Studio dell’Ispra sui refrigeranti alternativi

Il Ministero dell’Ambiente ha siglato un accordo di collaborazione tecnica con l’Ispra (Istituto Superiore per la Protezione e la Ricerca Ambientale) per definire lo stato dell’arte in Italia in merito alle alternative non clima-alteranti agli HFC, basato su dati e informazioni derivanti dalle attività istituzionali dell’Istituto, sull’analisi della letteratura scientifica internazionale e sul coinvolgimento delle associazioni di categoria e di altri stakeholder.

I settori indagati sono stati la refrigerazione, la climatizzazione, le schiume, l’aerosol e i sistemi fissi di protezione antincendio, individuando per ognuno di essi gli HFC maggiormente impiegati, le sostanze e/o tecnologie alternative, i possibili punti di forza, le criticità del settore e le prospettive future.

La ricognizione, la prima a livello nazionale ha fatto emergere – sottolinea l’Ispra – diverse criticità in relazione alla disponibilità dei dati necessari per fare un primo stato dell’arte del Sistema Paese. Dall’analisi condotta è emerso che il mercato si sta adeguando alle prescrizioni del Regolamento molto più rapidamente rispetto alle previsioni iniziali, con un accelerazione verso i refrigeranti climate friendly, per effetto di strategie e logiche di mercato.

Queste ultime – sostiene l’Ispra – da un lato hanno determinato nel 2017 un aumento esponenziale dei prezzi degli HFC con potere climalterante, da parte dei distributori e dall’altro una riduzione della loro disponibilità sul mercato, tanto che alcuni utilizzatori denunciano difficoltà di approvvigionamento.

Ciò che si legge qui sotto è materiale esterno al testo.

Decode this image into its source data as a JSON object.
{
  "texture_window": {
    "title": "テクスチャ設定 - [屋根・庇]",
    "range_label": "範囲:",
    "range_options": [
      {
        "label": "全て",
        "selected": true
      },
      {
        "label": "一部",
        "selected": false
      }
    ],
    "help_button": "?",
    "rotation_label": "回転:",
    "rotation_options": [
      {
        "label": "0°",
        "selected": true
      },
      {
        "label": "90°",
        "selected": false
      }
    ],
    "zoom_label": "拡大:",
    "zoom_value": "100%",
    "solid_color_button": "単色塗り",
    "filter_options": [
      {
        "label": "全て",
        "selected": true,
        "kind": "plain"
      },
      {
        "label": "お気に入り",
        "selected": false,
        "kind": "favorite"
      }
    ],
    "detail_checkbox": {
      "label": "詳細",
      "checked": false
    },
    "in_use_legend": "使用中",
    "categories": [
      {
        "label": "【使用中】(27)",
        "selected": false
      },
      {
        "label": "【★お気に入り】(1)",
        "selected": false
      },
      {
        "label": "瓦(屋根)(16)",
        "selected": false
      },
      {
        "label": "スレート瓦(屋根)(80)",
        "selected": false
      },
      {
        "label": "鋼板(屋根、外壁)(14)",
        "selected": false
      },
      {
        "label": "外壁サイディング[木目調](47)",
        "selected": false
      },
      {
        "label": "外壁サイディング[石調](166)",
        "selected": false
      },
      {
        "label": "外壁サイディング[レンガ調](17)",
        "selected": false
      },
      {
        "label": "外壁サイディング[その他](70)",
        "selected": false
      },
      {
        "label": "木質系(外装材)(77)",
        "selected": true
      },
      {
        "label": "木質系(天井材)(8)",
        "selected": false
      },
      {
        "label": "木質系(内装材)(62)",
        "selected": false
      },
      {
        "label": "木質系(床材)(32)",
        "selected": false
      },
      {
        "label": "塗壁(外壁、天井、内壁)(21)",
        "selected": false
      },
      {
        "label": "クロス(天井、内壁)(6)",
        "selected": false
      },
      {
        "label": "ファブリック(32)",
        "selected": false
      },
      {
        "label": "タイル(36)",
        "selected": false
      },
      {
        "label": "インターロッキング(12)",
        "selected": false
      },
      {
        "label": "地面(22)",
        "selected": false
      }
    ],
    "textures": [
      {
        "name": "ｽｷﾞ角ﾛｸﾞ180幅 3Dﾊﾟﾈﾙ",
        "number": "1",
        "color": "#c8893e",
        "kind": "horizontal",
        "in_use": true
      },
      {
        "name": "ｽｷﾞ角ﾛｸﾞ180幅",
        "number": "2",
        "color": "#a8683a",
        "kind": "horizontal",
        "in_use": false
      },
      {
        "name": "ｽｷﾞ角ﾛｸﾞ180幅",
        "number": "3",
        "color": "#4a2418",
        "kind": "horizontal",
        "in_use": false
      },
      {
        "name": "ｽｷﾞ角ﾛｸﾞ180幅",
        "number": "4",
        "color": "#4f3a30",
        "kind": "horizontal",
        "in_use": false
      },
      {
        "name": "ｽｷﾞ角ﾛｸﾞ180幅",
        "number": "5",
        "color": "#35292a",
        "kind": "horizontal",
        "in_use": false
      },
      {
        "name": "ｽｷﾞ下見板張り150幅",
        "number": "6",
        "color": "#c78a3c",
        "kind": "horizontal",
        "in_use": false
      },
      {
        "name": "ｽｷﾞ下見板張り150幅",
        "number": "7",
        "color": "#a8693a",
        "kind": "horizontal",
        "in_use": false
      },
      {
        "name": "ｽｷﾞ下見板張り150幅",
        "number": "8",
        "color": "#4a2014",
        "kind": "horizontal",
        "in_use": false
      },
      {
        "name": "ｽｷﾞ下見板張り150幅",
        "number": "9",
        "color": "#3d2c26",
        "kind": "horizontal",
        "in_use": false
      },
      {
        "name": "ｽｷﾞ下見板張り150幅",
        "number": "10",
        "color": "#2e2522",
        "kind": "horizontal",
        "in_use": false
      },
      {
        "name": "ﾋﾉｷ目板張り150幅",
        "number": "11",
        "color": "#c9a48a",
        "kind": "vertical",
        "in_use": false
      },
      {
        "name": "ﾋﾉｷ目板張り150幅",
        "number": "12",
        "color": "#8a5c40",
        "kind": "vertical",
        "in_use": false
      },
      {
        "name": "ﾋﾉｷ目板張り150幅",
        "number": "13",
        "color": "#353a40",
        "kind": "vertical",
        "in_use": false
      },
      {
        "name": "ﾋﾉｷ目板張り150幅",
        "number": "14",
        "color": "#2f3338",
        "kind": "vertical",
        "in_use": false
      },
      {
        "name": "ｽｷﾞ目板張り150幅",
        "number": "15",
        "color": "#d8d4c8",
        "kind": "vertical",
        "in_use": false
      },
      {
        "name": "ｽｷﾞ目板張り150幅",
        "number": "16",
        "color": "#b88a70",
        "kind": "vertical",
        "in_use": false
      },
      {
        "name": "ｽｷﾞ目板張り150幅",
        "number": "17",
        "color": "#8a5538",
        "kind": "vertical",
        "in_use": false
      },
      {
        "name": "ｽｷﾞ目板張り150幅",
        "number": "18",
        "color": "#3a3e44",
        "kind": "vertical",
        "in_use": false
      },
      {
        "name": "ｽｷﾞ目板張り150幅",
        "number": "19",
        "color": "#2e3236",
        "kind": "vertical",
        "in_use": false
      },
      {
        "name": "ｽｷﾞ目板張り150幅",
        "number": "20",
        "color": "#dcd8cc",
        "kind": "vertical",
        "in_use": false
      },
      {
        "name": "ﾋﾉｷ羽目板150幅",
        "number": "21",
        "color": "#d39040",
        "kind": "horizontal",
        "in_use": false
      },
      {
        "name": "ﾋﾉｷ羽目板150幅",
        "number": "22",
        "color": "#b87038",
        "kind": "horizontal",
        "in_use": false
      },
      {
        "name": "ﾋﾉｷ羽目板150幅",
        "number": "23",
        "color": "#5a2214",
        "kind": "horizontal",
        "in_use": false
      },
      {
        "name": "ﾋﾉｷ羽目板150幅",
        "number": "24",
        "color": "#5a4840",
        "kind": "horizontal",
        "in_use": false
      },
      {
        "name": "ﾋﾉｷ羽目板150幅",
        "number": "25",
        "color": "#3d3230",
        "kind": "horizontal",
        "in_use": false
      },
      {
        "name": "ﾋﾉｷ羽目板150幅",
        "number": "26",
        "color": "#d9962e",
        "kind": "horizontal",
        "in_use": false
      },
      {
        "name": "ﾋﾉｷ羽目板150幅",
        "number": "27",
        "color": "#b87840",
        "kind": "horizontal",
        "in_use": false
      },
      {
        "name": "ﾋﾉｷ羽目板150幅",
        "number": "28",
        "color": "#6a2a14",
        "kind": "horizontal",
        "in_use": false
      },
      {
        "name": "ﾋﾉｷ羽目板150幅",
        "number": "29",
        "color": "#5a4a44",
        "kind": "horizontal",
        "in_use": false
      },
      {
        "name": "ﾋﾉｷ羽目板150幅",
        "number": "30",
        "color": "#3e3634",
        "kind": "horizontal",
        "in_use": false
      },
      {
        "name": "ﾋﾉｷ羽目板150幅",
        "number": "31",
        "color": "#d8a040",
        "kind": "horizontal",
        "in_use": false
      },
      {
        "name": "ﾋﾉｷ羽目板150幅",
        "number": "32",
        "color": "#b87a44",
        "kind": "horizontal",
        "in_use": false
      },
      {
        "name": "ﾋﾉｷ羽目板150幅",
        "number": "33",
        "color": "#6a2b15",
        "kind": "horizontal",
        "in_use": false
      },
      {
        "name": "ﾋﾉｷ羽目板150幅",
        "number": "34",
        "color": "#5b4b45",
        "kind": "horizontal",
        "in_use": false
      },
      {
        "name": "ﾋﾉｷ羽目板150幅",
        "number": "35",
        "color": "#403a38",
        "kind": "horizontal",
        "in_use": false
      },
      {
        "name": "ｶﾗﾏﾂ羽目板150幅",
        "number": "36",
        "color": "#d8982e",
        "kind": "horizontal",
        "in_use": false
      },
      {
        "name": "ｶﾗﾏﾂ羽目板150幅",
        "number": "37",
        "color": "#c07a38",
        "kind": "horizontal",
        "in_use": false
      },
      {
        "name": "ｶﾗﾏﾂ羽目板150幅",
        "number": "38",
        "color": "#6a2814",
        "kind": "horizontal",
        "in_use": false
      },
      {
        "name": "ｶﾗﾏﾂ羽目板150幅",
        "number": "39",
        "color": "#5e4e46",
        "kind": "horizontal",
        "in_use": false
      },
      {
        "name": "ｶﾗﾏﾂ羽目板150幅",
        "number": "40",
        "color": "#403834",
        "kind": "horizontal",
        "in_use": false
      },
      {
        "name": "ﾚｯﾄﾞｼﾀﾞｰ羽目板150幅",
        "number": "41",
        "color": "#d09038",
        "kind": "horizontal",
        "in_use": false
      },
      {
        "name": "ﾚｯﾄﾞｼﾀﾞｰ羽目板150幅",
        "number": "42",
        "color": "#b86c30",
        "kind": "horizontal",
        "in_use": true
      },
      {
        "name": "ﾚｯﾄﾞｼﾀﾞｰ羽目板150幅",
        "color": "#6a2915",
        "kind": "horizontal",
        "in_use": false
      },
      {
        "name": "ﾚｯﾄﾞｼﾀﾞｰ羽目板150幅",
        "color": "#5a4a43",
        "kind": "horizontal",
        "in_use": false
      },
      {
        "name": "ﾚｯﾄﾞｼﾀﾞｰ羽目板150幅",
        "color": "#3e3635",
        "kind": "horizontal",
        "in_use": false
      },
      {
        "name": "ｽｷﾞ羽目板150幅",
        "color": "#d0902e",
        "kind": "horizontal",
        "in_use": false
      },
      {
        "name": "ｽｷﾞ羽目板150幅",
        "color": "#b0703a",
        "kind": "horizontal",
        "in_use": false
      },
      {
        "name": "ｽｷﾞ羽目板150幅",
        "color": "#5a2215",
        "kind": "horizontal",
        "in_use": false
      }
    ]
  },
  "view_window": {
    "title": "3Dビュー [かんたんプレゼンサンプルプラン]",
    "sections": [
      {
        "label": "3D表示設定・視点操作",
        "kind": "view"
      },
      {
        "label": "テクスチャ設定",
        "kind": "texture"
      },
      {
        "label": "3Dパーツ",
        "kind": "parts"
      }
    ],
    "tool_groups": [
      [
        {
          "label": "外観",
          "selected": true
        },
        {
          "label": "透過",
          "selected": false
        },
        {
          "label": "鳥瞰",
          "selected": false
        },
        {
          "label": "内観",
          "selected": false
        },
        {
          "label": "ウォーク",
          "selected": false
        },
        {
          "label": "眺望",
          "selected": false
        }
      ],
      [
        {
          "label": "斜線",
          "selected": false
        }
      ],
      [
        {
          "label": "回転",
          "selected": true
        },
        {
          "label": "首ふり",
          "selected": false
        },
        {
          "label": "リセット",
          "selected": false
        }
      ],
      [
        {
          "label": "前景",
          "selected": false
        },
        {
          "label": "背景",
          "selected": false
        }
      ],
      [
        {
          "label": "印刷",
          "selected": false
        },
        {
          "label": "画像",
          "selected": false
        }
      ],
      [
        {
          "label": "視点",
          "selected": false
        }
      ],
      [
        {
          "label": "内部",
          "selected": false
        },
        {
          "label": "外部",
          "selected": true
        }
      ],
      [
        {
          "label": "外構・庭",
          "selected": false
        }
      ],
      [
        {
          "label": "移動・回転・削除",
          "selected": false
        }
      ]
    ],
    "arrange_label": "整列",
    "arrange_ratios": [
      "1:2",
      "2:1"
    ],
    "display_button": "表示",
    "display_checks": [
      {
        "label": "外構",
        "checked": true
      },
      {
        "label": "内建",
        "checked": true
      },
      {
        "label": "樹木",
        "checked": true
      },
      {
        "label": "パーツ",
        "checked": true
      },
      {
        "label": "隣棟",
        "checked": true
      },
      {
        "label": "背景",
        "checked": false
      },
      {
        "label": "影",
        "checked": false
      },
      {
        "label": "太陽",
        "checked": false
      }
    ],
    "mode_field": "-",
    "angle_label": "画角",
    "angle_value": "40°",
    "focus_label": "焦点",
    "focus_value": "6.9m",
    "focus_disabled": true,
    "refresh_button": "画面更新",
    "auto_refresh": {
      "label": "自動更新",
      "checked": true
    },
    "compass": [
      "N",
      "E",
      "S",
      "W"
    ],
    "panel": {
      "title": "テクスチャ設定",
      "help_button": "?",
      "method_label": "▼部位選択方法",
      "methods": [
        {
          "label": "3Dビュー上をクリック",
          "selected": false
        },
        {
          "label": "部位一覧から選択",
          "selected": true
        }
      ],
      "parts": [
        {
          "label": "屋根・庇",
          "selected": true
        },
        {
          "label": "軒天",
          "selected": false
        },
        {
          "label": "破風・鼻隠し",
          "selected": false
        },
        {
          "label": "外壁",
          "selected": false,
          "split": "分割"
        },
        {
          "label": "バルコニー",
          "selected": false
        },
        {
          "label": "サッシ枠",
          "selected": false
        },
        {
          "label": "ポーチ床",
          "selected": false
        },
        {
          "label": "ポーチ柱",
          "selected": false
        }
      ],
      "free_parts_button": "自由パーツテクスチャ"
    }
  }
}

Attualmente le alternative disponibili nel lungo periodo in grado di rispettare i vincoli più stringenti in termini di potere climalterante – rileva l’Ispra – sono i refrigeranti naturali (anidride carbonica, idrocarburi e ammoniaca) e i gas refrigeranti fluorurati di IV generazione (HFO), ma per esigenze e criticità differenti non sono adeguate per tutti i settori. A differenza degli HFC, infatti, il passaggio a queste alternative comporta nuove criticità legate a tossicità, infiammabilità, corrosività, alte pressioni di lavoro e perdite in termini di efficienza energetica.

Il settore della refrigerazione – afferma l’Ispra – è stato il primo comparto a mettere in atto misure per adeguarsi al Regolamento F-gas, in quanto maggiore utilizzatore di due refrigeranti ad elevato potere climalterante. Il comparto della refrigerazione domestica è già migrato ai refrigeranti naturali: i frigoriferi domestici utilizzano da tempo l’isobutano come fluido frigorigeno.

Nel campo della refrigerazione commerciale le alternative possibili – sostiene inoltre l’Ispra – dipendono dalla taglia e dal tipo di sistema. Il settore del condizionamento invece non risulta essere ancora pronto a passare a refrigeranti alternativi diversi dagli HFC ed anche mantenere in vita le attuali produzioni sta diventando sempre più difficile, a causa della drastica diminuzione della disponibilità degli HFC e dell’aumento del loro costo.

Gli altri settori, schiume, aerosol e sistemi fissi di protezione antincendio sono pronti a passare alle alternative (refrigeranti naturali, HFO, o gas chimici), alcune della quali già utilizzate.

Sebbene l’Italia non sia produttrice di sostanze refrigeranti – conclude l’Ispra – notevole è l’impegno delle nostre imprese nella ricerca e nello sviluppo di nuove tecnologie e componenti nei settori che utilizzano gli HFC. Nel nostro Paese esistono infatti realtà imprenditoriali leader mondiali nei settori della refrigerazione, condizionamento, schiume e sistemi fissi antincendio che si impongono sui mercati internazionali grazie alle loro innovative tecnologie, alla personalizzazione del prodotto in base alle esigenze del cliente, alle condizioni climatiche e alle condizioni locali.